最後にして最大の関門、原子

みなさん、こんにちは。

第十回は原子について説明と解説を行っていきたいと思います。

原子分野はポイントがかなり多いので、箇条書きでまとめます。

1.指数・小数に気を付ける

今までの物理範囲にも指数や小数が複雑な計算はたくさん出てきましたが、原子分野はその計算がさらに細かく、さらに厳密になっていきます。

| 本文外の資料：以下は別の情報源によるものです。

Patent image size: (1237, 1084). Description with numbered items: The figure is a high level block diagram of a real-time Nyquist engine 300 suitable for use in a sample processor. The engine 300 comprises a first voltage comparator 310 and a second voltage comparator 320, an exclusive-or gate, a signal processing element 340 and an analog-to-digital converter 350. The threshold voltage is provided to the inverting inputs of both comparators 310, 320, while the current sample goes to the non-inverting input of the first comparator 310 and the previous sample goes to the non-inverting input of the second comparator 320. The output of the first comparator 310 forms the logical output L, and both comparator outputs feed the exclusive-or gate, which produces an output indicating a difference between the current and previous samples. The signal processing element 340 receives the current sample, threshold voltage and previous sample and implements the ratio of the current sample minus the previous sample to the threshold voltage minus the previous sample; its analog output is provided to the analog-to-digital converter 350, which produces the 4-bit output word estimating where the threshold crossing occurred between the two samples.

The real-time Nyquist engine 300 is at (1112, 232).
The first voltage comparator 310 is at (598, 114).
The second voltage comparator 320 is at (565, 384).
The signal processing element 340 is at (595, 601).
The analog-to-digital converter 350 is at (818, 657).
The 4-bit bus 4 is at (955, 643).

そうすると有効数字であったり、指数計算がより重要になってきます。細かいところまで注意して計算をするようにして、見直しもしっかりと行いましょう。

2.公式は導出をしっかりと理解する。

原子分野はかなり公式で説明する分野です。原子分野での理論的な話はとても難しく、式を使わないと説明や理解ができないからです。さらに加えて、原子分野は教科書の最終章にあることが非常に多く、受験までに対策が追い付かないことや受験問題にはほとんど出ないこともあります。このような状況のせいで、対策に時間がない、あまり対策する必要がないと感じられ、原子分野は記憶との勝負になることが多いです。ですが、そのままで覚えるとたいていすぐに記憶から飛んでいきます。公式にしたがった問題が多いため、受験時に忘れるのはたいへんな痛手です。そのようなことにならないためにも、公式は導出から理解しましょう。もしくはその公式が成立するまでの理論をしっかりと理解しましょう。成り立ちや導出までの過程を理解することは要素の出現を理解することにもなり、より公式を覚えやすくなります。公式は導出から理解しましょう。

3.今までの復習や、化学の勉強をしておく。

原子分野は、今までやってきたことの復習的立場にもあります。力学、熱力学、波動、電磁気学が原子レベルでも話が通用するということ、言い換えれば、いままでやってきたことはすべて原子のレベルで話が通じているという事を確かめるためです。なので、今までの学習が中途半端であったり、今一つだったりすると、そのポイントに見合った部分で躓くことがあります。しっかりと理解しましょう。また、最後の部分において、原子エネルギーの収支のお話が出てきます。実はこの部分化学ではかなり初期にやる部分であり、ここの理解は化学をやったほうが良いと思えるまであります。なので、科目選択において物理と化学を学んでいる人は相互に関係している部分を確かめてみて下さい。

4.わからなかったら、切り捨てる。

これは最終手段です。先ほども言ったように、原子分野は受験問題にほとんど出ません。なかには一度も出したことがない大学まであります。そういうことが多いので、原子分野がまったくわからないのならば、ほかの分野を仕上げるべきです。

この十回で高校物理のポイントの説明と解説を行ってきました。今回で最終回となります。今までありがとうございました。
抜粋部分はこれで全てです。